L’auto-construction de maisons “beldi” est en revanche moins bien lotie. Ce dernier segment qui a évolué à contre-courant du marasme de l’immobilier sur les dernières années semble à présent rattrapé par la morosité. Les achèvements de maisons “beldi” ont en effet baissé de 10% au premier semestre 2014, à 27 100 unités, tandis que les mises en chantier, totalisant 43 800 maisons sur la période, reculent de près de 5%. Cela fait au passage baisser la part de l’auto-construction à moins de 40% dans la production globale de logements au lieu de son niveau historique de plus de 50%. Cette méforme peut se justifier par le récent renchérissement des prix des matériaux de construction (www.lavieeco.com). Celui-ci pénalise en effet en première ligne les initiateurs d’auto-constructions qui acquièrent leurs intrants au fur et à mesure de l’avancement de leur chantier.

Un autre segment qui ne s’affiche pas au mieux de sa forme est le logement à faible VIT (140 000 DH). Sa production de 1 528 unités sur la première moitié de 2014 accuse en effet une baisse de 46% conjuguée à une chute des mises en chantier de 8%, à 1 335 unités. Ce qui assombrit davantage le tableau est que les conventions conclues au premier semestre au niveau du segment portent sur des volumes bien maigres en comparaison avec les débuts du dispositif. Seuls 318 logements à 140 000 DH ont fait l’objet de conventions contre 4 600 l’année passée et plus de 11 600 en 2010.
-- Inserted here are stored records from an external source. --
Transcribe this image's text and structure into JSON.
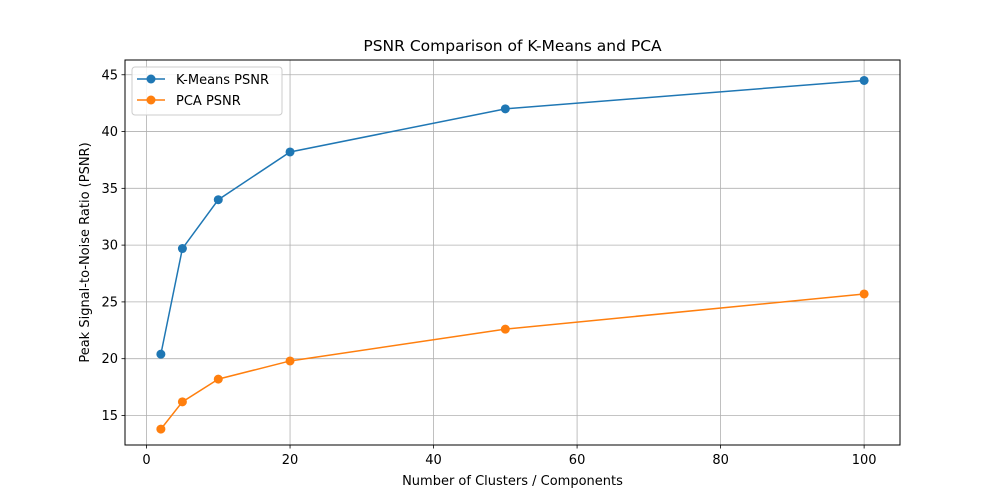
{
  "chart_data": {
    "type": "line",
    "title": "PSNR Comparison of K-Means and PCA",
    "xlabel": "Number of Clusters / Components",
    "ylabel": "Peak Signal-to-Noise Ratio (PSNR)",
    "xlim": [
      -3,
      105
    ],
    "ylim": [
      12.4,
      46.3
    ],
    "xticks": [
      0,
      20,
      40,
      60,
      80,
      100
    ],
    "yticks": [
      15,
      20,
      25,
      30,
      35,
      40,
      45
    ],
    "grid": true,
    "legend_position": "top-left",
    "x": [
      2,
      5,
      10,
      20,
      50,
      100
    ],
    "series": [
      {
        "name": "K-Means PSNR",
        "color": "#1f77b4",
        "marker": "circle",
        "values": [
          20.4,
          29.7,
          34.0,
          38.2,
          42.0,
          44.5
        ]
      },
      {
        "name": "PCA PSNR",
        "color": "#ff7f0e",
        "marker": "circle",
        "values": [
          13.8,
          16.2,
          18.2,
          19.8,
          22.6,
          25.7
        ]
      }
    ]
  }
}
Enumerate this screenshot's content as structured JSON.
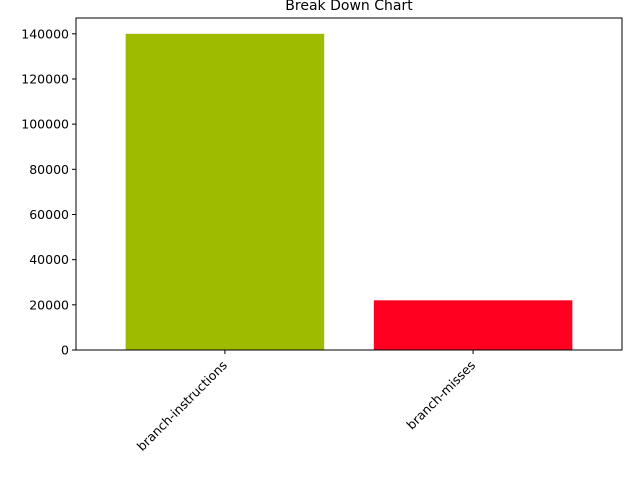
{
  "chart_data": {
    "type": "bar",
    "title": "Break Down Chart",
    "xlabel": "",
    "ylabel": "",
    "categories": [
      "branch-instructions",
      "branch-misses"
    ],
    "values": [
      140000,
      22000
    ],
    "colors": [
      "#9ebb00",
      "#ff0020"
    ],
    "ylim": [
      0,
      147000
    ],
    "yticks": [
      0,
      20000,
      40000,
      60000,
      80000,
      100000,
      120000,
      140000
    ],
    "ytick_labels": [
      "0",
      "20000",
      "40000",
      "60000",
      "80000",
      "100000",
      "120000",
      "140000"
    ],
    "xtick_rotation": 45,
    "grid": false,
    "legend": "none"
  }
}
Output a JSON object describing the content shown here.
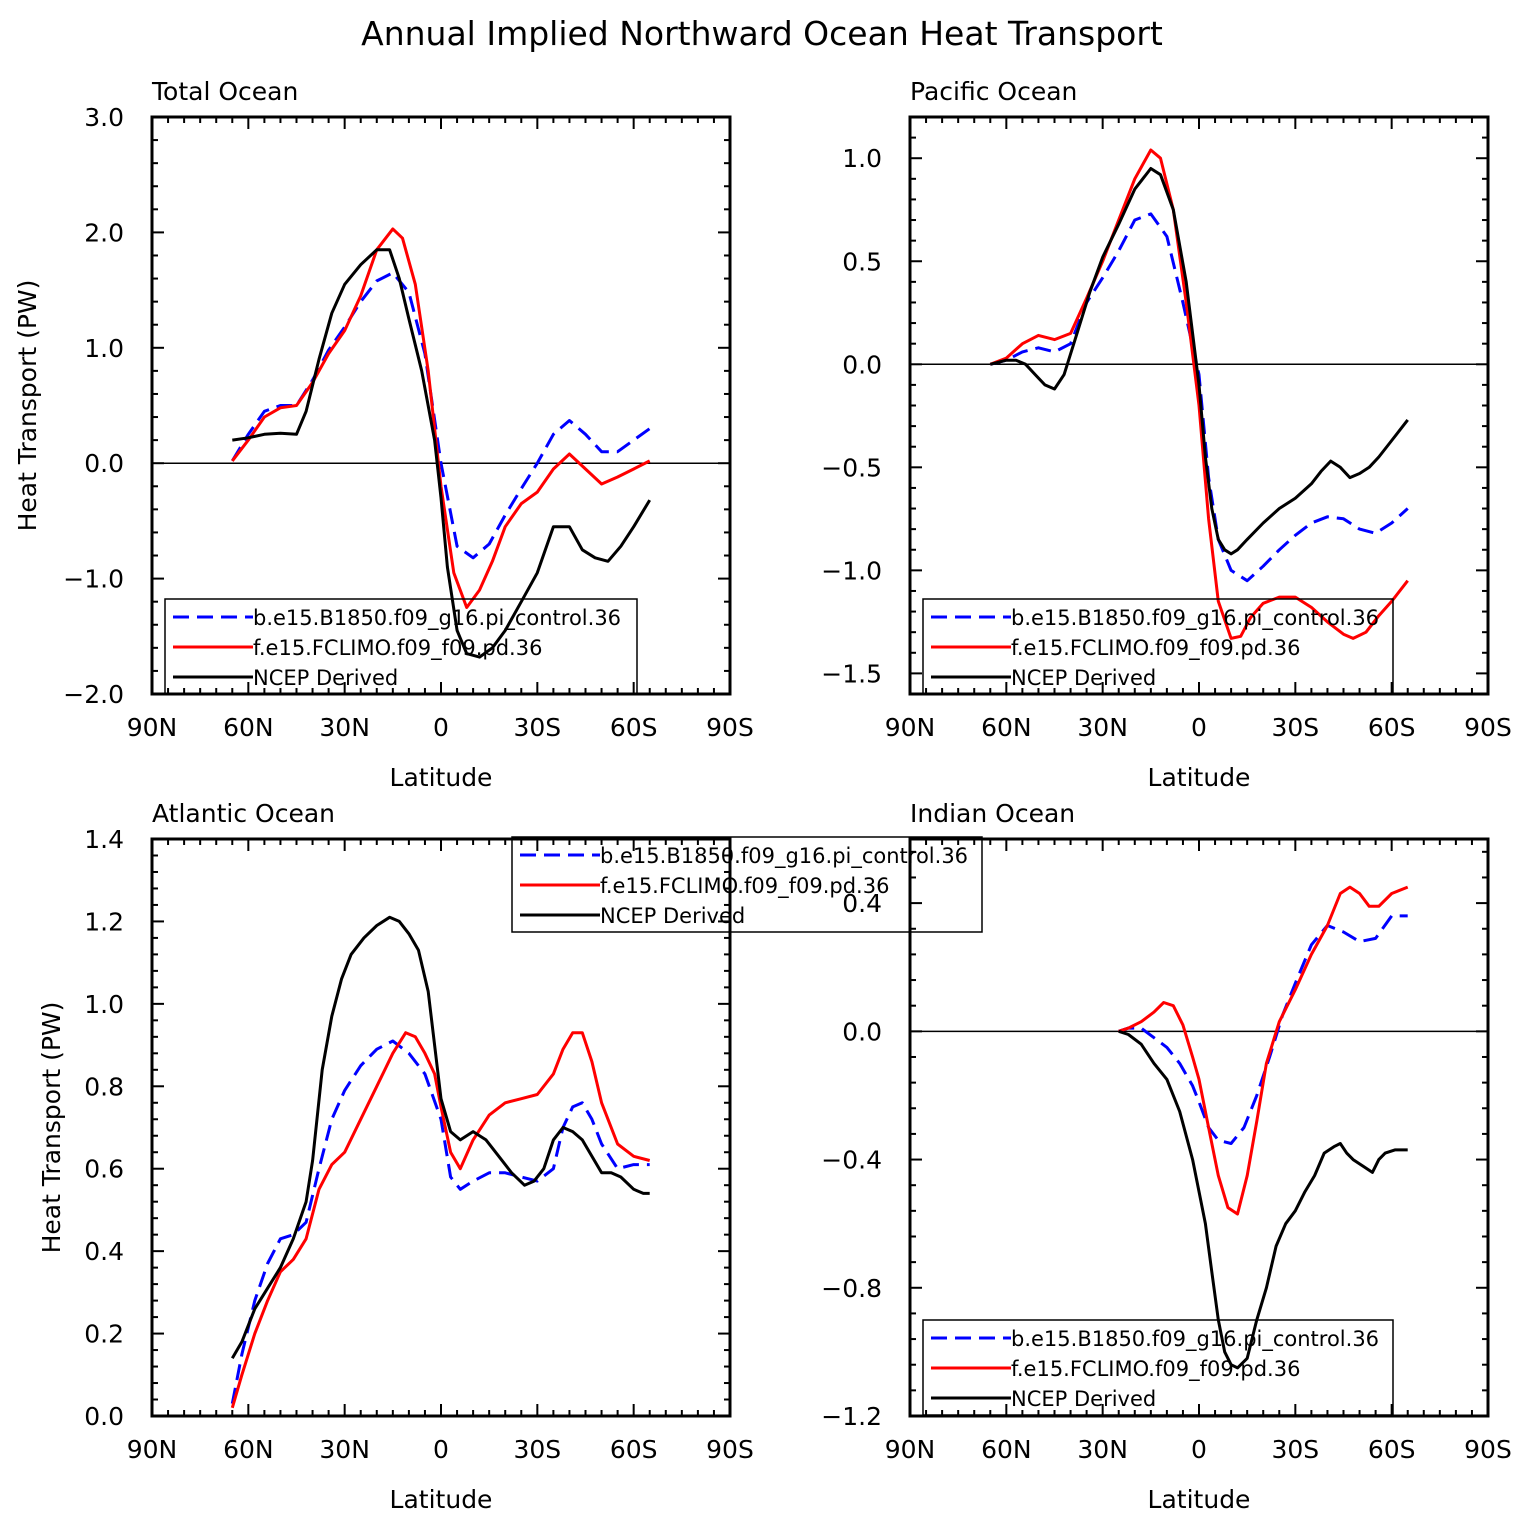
{
  "figure_title": "Annual Implied Northward Ocean Heat Transport",
  "colors": {
    "model_b": "#0000ff",
    "model_f": "#ff0000",
    "ncep": "#000000"
  },
  "chart_data": [
    {
      "type": "line",
      "title": "Total Ocean",
      "xlabel": "Latitude",
      "ylabel": "Heat Transport (PW)",
      "xlim": [
        -90,
        90
      ],
      "ylim": [
        -2.0,
        3.0
      ],
      "xticks": [
        -90,
        -60,
        -30,
        0,
        30,
        60,
        90
      ],
      "xticklabels": [
        "90N",
        "60N",
        "30N",
        "0",
        "30S",
        "60S",
        "90S"
      ],
      "yticks": [
        -2.0,
        -1.0,
        0.0,
        1.0,
        2.0,
        3.0
      ],
      "yticklabels": [
        "−2.0",
        "−1.0",
        "0.0",
        "1.0",
        "2.0",
        "3.0"
      ],
      "zero_line": true,
      "legend_position": "bottom-left",
      "series": [
        {
          "name": "b.e15.B1850.f09_g16.pi_control.36",
          "style": "dashed",
          "color": "#0000ff",
          "x": [
            -65,
            -60,
            -55,
            -50,
            -45,
            -40,
            -35,
            -30,
            -25,
            -20,
            -15,
            -10,
            -5,
            0,
            5,
            10,
            15,
            20,
            25,
            30,
            35,
            40,
            45,
            50,
            55,
            60,
            65
          ],
          "y": [
            0.02,
            0.25,
            0.45,
            0.5,
            0.5,
            0.72,
            0.98,
            1.18,
            1.4,
            1.58,
            1.65,
            1.48,
            0.95,
            0.0,
            -0.72,
            -0.82,
            -0.7,
            -0.45,
            -0.22,
            0.0,
            0.25,
            0.37,
            0.25,
            0.1,
            0.1,
            0.2,
            0.3
          ]
        },
        {
          "name": "f.e15.FCLIMO.f09_f09.pd.36",
          "style": "solid",
          "color": "#ff0000",
          "x": [
            -65,
            -60,
            -55,
            -50,
            -45,
            -40,
            -35,
            -30,
            -25,
            -20,
            -15,
            -12,
            -8,
            -4,
            0,
            4,
            8,
            12,
            16,
            20,
            25,
            30,
            35,
            40,
            45,
            50,
            55,
            60,
            65
          ],
          "y": [
            0.02,
            0.2,
            0.4,
            0.48,
            0.5,
            0.7,
            0.95,
            1.15,
            1.45,
            1.85,
            2.03,
            1.95,
            1.55,
            0.8,
            -0.2,
            -0.95,
            -1.25,
            -1.1,
            -0.85,
            -0.55,
            -0.35,
            -0.25,
            -0.05,
            0.08,
            -0.05,
            -0.18,
            -0.12,
            -0.05,
            0.02
          ]
        },
        {
          "name": "NCEP Derived",
          "style": "solid",
          "color": "#000000",
          "x": [
            -65,
            -60,
            -55,
            -50,
            -45,
            -42,
            -38,
            -34,
            -30,
            -25,
            -20,
            -16,
            -13,
            -10,
            -6,
            -2,
            0,
            2,
            5,
            8,
            12,
            16,
            20,
            25,
            30,
            35,
            40,
            44,
            48,
            52,
            56,
            60,
            65
          ],
          "y": [
            0.2,
            0.22,
            0.25,
            0.26,
            0.25,
            0.45,
            0.9,
            1.3,
            1.55,
            1.72,
            1.85,
            1.85,
            1.6,
            1.25,
            0.8,
            0.2,
            -0.3,
            -0.9,
            -1.45,
            -1.65,
            -1.68,
            -1.6,
            -1.45,
            -1.2,
            -0.95,
            -0.55,
            -0.55,
            -0.75,
            -0.82,
            -0.85,
            -0.72,
            -0.55,
            -0.32
          ]
        }
      ]
    },
    {
      "type": "line",
      "title": "Pacific Ocean",
      "xlabel": "Latitude",
      "ylabel": "",
      "xlim": [
        -90,
        90
      ],
      "ylim": [
        -1.6,
        1.2
      ],
      "xticks": [
        -90,
        -60,
        -30,
        0,
        30,
        60,
        90
      ],
      "xticklabels": [
        "90N",
        "60N",
        "30N",
        "0",
        "30S",
        "60S",
        "90S"
      ],
      "yticks": [
        -1.5,
        -1.0,
        -0.5,
        0.0,
        0.5,
        1.0
      ],
      "yticklabels": [
        "−1.5",
        "−1.0",
        "−0.5",
        "0.0",
        "0.5",
        "1.0"
      ],
      "zero_line": true,
      "legend_position": "bottom-left",
      "series": [
        {
          "name": "b.e15.B1850.f09_g16.pi_control.36",
          "style": "dashed",
          "color": "#0000ff",
          "x": [
            -65,
            -60,
            -55,
            -50,
            -45,
            -40,
            -35,
            -30,
            -25,
            -20,
            -15,
            -10,
            -5,
            0,
            3,
            6,
            10,
            15,
            20,
            25,
            30,
            35,
            40,
            45,
            50,
            55,
            60,
            65
          ],
          "y": [
            0.0,
            0.02,
            0.06,
            0.08,
            0.06,
            0.1,
            0.3,
            0.42,
            0.55,
            0.7,
            0.73,
            0.62,
            0.3,
            -0.05,
            -0.55,
            -0.85,
            -1.0,
            -1.05,
            -0.98,
            -0.9,
            -0.83,
            -0.77,
            -0.74,
            -0.75,
            -0.8,
            -0.82,
            -0.77,
            -0.7
          ]
        },
        {
          "name": "f.e15.FCLIMO.f09_f09.pd.36",
          "style": "solid",
          "color": "#ff0000",
          "x": [
            -65,
            -60,
            -55,
            -50,
            -45,
            -40,
            -35,
            -30,
            -25,
            -20,
            -15,
            -12,
            -8,
            -4,
            0,
            3,
            6,
            10,
            13,
            16,
            20,
            25,
            30,
            35,
            40,
            45,
            48,
            52,
            56,
            60,
            65
          ],
          "y": [
            0.0,
            0.03,
            0.1,
            0.14,
            0.12,
            0.15,
            0.32,
            0.5,
            0.7,
            0.9,
            1.04,
            1.0,
            0.75,
            0.3,
            -0.2,
            -0.75,
            -1.15,
            -1.33,
            -1.32,
            -1.23,
            -1.16,
            -1.13,
            -1.13,
            -1.18,
            -1.25,
            -1.31,
            -1.33,
            -1.3,
            -1.22,
            -1.15,
            -1.05
          ]
        },
        {
          "name": "NCEP Derived",
          "style": "solid",
          "color": "#000000",
          "x": [
            -65,
            -60,
            -57,
            -54,
            -51,
            -48,
            -45,
            -42,
            -38,
            -34,
            -30,
            -25,
            -20,
            -15,
            -12,
            -8,
            -4,
            0,
            2,
            4,
            6,
            8,
            10,
            12,
            15,
            20,
            25,
            30,
            35,
            38,
            41,
            44,
            47,
            50,
            53,
            56,
            60,
            65
          ],
          "y": [
            0.0,
            0.02,
            0.02,
            0.0,
            -0.05,
            -0.1,
            -0.12,
            -0.05,
            0.15,
            0.35,
            0.52,
            0.68,
            0.85,
            0.95,
            0.92,
            0.75,
            0.4,
            -0.1,
            -0.45,
            -0.7,
            -0.85,
            -0.9,
            -0.92,
            -0.9,
            -0.85,
            -0.77,
            -0.7,
            -0.65,
            -0.58,
            -0.52,
            -0.47,
            -0.5,
            -0.55,
            -0.53,
            -0.5,
            -0.45,
            -0.37,
            -0.27
          ]
        }
      ]
    },
    {
      "type": "line",
      "title": "Atlantic Ocean",
      "xlabel": "Latitude",
      "ylabel": "Heat Transport (PW)",
      "xlim": [
        -90,
        90
      ],
      "ylim": [
        0.0,
        1.4
      ],
      "xticks": [
        -90,
        -60,
        -30,
        0,
        30,
        60,
        90
      ],
      "xticklabels": [
        "90N",
        "60N",
        "30N",
        "0",
        "30S",
        "60S",
        "90S"
      ],
      "yticks": [
        0.0,
        0.2,
        0.4,
        0.6,
        0.8,
        1.0,
        1.2,
        1.4
      ],
      "yticklabels": [
        "0.0",
        "0.2",
        "0.4",
        "0.6",
        "0.8",
        "1.0",
        "1.2",
        "1.4"
      ],
      "zero_line": false,
      "legend_position": "top-center",
      "series": [
        {
          "name": "b.e15.B1850.f09_g16.pi_control.36",
          "style": "dashed",
          "color": "#0000ff",
          "x": [
            -65,
            -62,
            -58,
            -54,
            -50,
            -46,
            -42,
            -38,
            -34,
            -30,
            -25,
            -20,
            -15,
            -10,
            -5,
            0,
            3,
            6,
            10,
            15,
            20,
            25,
            30,
            35,
            38,
            41,
            44,
            47,
            50,
            55,
            60,
            65
          ],
          "y": [
            0.03,
            0.15,
            0.28,
            0.37,
            0.43,
            0.44,
            0.47,
            0.6,
            0.72,
            0.79,
            0.85,
            0.89,
            0.91,
            0.88,
            0.83,
            0.72,
            0.58,
            0.55,
            0.57,
            0.59,
            0.59,
            0.58,
            0.57,
            0.6,
            0.7,
            0.75,
            0.76,
            0.72,
            0.66,
            0.6,
            0.61,
            0.61
          ]
        },
        {
          "name": "f.e15.FCLIMO.f09_f09.pd.36",
          "style": "solid",
          "color": "#ff0000",
          "x": [
            -65,
            -62,
            -58,
            -54,
            -50,
            -46,
            -42,
            -38,
            -34,
            -30,
            -25,
            -20,
            -15,
            -11,
            -8,
            -5,
            -2,
            0,
            3,
            6,
            10,
            15,
            20,
            25,
            30,
            35,
            38,
            41,
            44,
            47,
            50,
            55,
            60,
            65
          ],
          "y": [
            0.02,
            0.1,
            0.2,
            0.28,
            0.35,
            0.38,
            0.43,
            0.55,
            0.61,
            0.64,
            0.72,
            0.8,
            0.88,
            0.93,
            0.92,
            0.88,
            0.83,
            0.75,
            0.64,
            0.6,
            0.67,
            0.73,
            0.76,
            0.77,
            0.78,
            0.83,
            0.89,
            0.93,
            0.93,
            0.86,
            0.76,
            0.66,
            0.63,
            0.62
          ]
        },
        {
          "name": "NCEP Derived",
          "style": "solid",
          "color": "#000000",
          "x": [
            -65,
            -62,
            -58,
            -54,
            -50,
            -46,
            -42,
            -40,
            -37,
            -34,
            -31,
            -28,
            -24,
            -20,
            -16,
            -13,
            -10,
            -7,
            -4,
            0,
            3,
            6,
            10,
            14,
            18,
            22,
            26,
            29,
            32,
            35,
            38,
            41,
            44,
            47,
            50,
            53,
            56,
            60,
            63,
            65
          ],
          "y": [
            0.14,
            0.18,
            0.26,
            0.31,
            0.36,
            0.43,
            0.52,
            0.62,
            0.84,
            0.97,
            1.06,
            1.12,
            1.16,
            1.19,
            1.21,
            1.2,
            1.17,
            1.13,
            1.03,
            0.77,
            0.69,
            0.67,
            0.69,
            0.67,
            0.63,
            0.59,
            0.56,
            0.57,
            0.6,
            0.67,
            0.7,
            0.69,
            0.67,
            0.63,
            0.59,
            0.59,
            0.58,
            0.55,
            0.54,
            0.54
          ]
        }
      ]
    },
    {
      "type": "line",
      "title": "Indian Ocean",
      "xlabel": "Latitude",
      "ylabel": "",
      "xlim": [
        -90,
        90
      ],
      "ylim": [
        -1.2,
        0.6
      ],
      "xticks": [
        -90,
        -60,
        -30,
        0,
        30,
        60,
        90
      ],
      "xticklabels": [
        "90N",
        "60N",
        "30N",
        "0",
        "30S",
        "60S",
        "90S"
      ],
      "yticks": [
        -1.2,
        -0.8,
        -0.4,
        0.0,
        0.4
      ],
      "yticklabels": [
        "−1.2",
        "−0.8",
        "−0.4",
        "0.0",
        "0.4"
      ],
      "zero_line": true,
      "legend_position": "bottom-left",
      "series": [
        {
          "name": "b.e15.B1850.f09_g16.pi_control.36",
          "style": "dashed",
          "color": "#0000ff",
          "x": [
            -25,
            -22,
            -18,
            -14,
            -10,
            -6,
            -2,
            0,
            3,
            6,
            10,
            14,
            18,
            22,
            26,
            30,
            35,
            40,
            45,
            50,
            55,
            60,
            65
          ],
          "y": [
            0.0,
            0.01,
            0.01,
            -0.02,
            -0.05,
            -0.1,
            -0.17,
            -0.22,
            -0.3,
            -0.34,
            -0.35,
            -0.3,
            -0.2,
            -0.08,
            0.05,
            0.15,
            0.27,
            0.33,
            0.31,
            0.28,
            0.29,
            0.36,
            0.36
          ]
        },
        {
          "name": "f.e15.FCLIMO.f09_f09.pd.36",
          "style": "solid",
          "color": "#ff0000",
          "x": [
            -25,
            -22,
            -18,
            -14,
            -11,
            -8,
            -5,
            -2,
            0,
            3,
            6,
            9,
            12,
            15,
            18,
            21,
            25,
            30,
            35,
            40,
            44,
            47,
            50,
            53,
            56,
            60,
            65
          ],
          "y": [
            0.0,
            0.01,
            0.03,
            0.06,
            0.09,
            0.08,
            0.02,
            -0.08,
            -0.15,
            -0.3,
            -0.45,
            -0.55,
            -0.57,
            -0.45,
            -0.28,
            -0.1,
            0.03,
            0.13,
            0.24,
            0.33,
            0.43,
            0.45,
            0.43,
            0.39,
            0.39,
            0.43,
            0.45
          ]
        },
        {
          "name": "NCEP Derived",
          "style": "solid",
          "color": "#000000",
          "x": [
            -25,
            -22,
            -18,
            -14,
            -10,
            -6,
            -2,
            0,
            2,
            4,
            6,
            8,
            10,
            12,
            15,
            18,
            21,
            24,
            27,
            30,
            33,
            36,
            39,
            42,
            44,
            46,
            48,
            51,
            54,
            56,
            58,
            61,
            65
          ],
          "y": [
            0.0,
            -0.01,
            -0.04,
            -0.1,
            -0.15,
            -0.25,
            -0.4,
            -0.5,
            -0.6,
            -0.75,
            -0.9,
            -1.0,
            -1.04,
            -1.05,
            -1.02,
            -0.9,
            -0.8,
            -0.67,
            -0.6,
            -0.56,
            -0.5,
            -0.45,
            -0.38,
            -0.36,
            -0.35,
            -0.38,
            -0.4,
            -0.42,
            -0.44,
            -0.4,
            -0.38,
            -0.37,
            -0.37
          ]
        }
      ]
    }
  ]
}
Les villas complètent le groupe des segments malmenés au premier semestre 2014. Celles-ci ont vu autant leur production que leurs mises en chantier s’effondrer sur la période. Tout juste 276 villas ont été achevées sur la première moitié de l’année, soit 79% de moins que l’année dernière, et ce sont à peine 255 unités qui ont été initiées, en chute de 61%.